Theatre not-for-profit

The Bloomington Playwrights Project (BPP) was a not-for-profit arts organization in Bloomington, Indiana. The BPP's mission states that it is "dedicated to the furthering of new original plays and theatre." The BPP only produces original work. It also holds playwriting contests and offers programs and classes in playwriting and acting.

==History==

Tom Moseman and Jim Leonard founded the BPP in 1979, seeking to create a venue for local playwrights that would serve as an alternative to Indiana University. The first productions, including Leonard's And They Dance Real Slow in Jackson and Greg Owens' Queen of Bakersfield, were done on a tight budget and fast-paced schedule. Eventually, the BPP established itself as the only theater in Indiana—and one of the few theaters in the entire country—dedicated to producing only new plays.

In 1993, BPP benefactor Reva Shiner helped establish an annual new play competition, the Reva Shiner Full Length Play Contest, which brought submissions of scripts from all around the country, including work from both established and up-and-coming playwrights.

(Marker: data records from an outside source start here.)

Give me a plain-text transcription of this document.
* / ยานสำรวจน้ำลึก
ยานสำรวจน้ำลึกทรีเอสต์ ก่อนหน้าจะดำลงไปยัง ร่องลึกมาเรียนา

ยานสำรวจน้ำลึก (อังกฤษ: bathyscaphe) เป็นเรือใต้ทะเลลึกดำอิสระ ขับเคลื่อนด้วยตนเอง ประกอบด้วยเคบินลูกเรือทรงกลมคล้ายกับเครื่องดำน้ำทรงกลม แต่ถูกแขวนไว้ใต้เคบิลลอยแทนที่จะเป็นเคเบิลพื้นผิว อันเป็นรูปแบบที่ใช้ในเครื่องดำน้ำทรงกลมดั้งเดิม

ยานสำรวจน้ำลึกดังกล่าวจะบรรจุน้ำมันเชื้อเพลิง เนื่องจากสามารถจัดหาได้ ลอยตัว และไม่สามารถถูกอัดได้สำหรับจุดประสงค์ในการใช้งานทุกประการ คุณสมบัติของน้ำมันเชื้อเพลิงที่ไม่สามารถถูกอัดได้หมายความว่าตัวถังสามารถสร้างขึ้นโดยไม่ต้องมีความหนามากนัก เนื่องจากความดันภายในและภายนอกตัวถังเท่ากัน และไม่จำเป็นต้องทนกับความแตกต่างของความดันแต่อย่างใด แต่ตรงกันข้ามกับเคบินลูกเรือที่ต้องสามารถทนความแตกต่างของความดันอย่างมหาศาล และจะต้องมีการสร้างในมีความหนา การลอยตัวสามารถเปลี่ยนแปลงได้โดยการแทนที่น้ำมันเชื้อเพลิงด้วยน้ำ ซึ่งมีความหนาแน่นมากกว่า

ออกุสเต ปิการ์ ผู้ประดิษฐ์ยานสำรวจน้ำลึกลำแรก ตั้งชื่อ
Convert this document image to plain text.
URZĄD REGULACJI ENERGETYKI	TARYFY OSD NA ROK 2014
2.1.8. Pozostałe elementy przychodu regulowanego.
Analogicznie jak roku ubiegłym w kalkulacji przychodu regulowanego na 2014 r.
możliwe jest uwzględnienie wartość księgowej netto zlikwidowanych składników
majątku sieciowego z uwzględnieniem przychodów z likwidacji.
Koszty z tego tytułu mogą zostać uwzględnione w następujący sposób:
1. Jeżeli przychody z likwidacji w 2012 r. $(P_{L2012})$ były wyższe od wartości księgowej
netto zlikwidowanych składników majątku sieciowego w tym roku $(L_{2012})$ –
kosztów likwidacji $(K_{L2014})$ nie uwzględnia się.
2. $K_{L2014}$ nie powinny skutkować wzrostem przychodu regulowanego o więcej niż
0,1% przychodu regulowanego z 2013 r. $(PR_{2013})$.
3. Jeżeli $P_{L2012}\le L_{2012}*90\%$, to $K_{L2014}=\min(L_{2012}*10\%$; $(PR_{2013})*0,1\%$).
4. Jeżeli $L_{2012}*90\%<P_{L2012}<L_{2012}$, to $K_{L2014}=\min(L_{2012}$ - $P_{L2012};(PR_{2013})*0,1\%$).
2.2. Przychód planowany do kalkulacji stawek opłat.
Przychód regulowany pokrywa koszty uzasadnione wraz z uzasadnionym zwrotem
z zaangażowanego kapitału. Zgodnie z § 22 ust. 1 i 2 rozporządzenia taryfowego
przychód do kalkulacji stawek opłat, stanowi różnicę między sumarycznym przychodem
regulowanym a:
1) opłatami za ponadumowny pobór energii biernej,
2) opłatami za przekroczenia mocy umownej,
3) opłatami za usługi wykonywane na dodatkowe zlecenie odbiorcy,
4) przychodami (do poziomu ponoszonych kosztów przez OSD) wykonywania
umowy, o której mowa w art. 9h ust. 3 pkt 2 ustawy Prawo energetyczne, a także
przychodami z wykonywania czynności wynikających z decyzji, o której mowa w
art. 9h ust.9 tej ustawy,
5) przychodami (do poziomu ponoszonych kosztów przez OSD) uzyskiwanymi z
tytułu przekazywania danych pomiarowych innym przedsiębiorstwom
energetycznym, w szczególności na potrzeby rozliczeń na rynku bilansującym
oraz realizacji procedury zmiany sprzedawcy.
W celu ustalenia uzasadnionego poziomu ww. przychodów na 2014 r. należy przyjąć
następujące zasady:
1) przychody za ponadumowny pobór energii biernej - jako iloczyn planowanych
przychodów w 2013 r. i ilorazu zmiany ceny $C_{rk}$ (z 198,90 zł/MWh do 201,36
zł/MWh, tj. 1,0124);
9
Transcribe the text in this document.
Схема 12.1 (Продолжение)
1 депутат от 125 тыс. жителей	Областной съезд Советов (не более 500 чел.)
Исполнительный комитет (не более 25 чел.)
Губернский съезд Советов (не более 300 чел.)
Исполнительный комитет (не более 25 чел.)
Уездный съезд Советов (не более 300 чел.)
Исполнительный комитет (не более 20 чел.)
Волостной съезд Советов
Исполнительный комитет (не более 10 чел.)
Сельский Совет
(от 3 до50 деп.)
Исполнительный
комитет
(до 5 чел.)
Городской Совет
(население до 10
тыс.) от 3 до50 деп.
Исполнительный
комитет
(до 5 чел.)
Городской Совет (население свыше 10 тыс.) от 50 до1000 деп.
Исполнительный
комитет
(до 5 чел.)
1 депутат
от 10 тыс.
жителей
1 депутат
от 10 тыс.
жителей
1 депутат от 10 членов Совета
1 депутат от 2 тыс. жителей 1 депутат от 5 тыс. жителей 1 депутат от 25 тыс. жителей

In its first year of existence the contest, which awards the winner both a cash prize and a full production, was won by Glenn Alterman and his play Nobody’s Flood. Subsequent winners include Between Men and Cattle by Richard Kalinoski; Sister Calling My Name by Buzz McLaughlin; Medea With Child by Janet Burroway; Alice in Ireland by Judy Sheehan; The Return of Morality by Jamie Pachino; Outrage by Itamar Moses; and Maleficia by Suzanne Wingrove. Many of these plays have gone on to win additional awards and high-profile productions.
In 2010, a new competition for dramatic plays was established. The Woodward/Newman Drama Award is an exclusive honor offered by Bloomington Playwrights Project, sponsored by Newman's Own Foundation, remembering the many great dramas Joanne Woodward and Paul Newman performed in together. The winner is awarded a prize of $3,000 and a full production as part of the BPP's Mainstage season.

Other playwrights who have had work produced at the BPP include Israel Horovitz, Wendy MacLeod, Craig Wright, Toni Press-Coffman, Michael Healey, Sheila Callaghan, Don Zolidis, Jim Henry, Arlene Hutton, OyamO, Trista Baldwin, Eric Pfeffinger, Susan Lieberman, Marsha Estell, Janet Allard, Henry Murray, and Suzanne Bradbeer.

The BPP began performing in a simple black box space, but now has two theater spaces: the Timothy J. Wiles mainstage and the Lora Shiner Studio. It produces a full subscription season, and at various times in its recent history has also hosted a drama school, a children's play festival, resident improv and sketch comedy troupes, an edgy late-night theater series, and cutting-edge cabaret. In 2006 a substantial grant from the National Endowment for the Arts subsidized a festival of plays by Latino and Latina writers.

In 2022, the BPP merged with Cardinal Stage and Pigasus Institute to form Constellation Stage and Screen, an arts organization producing theatre and film as well as educational programming.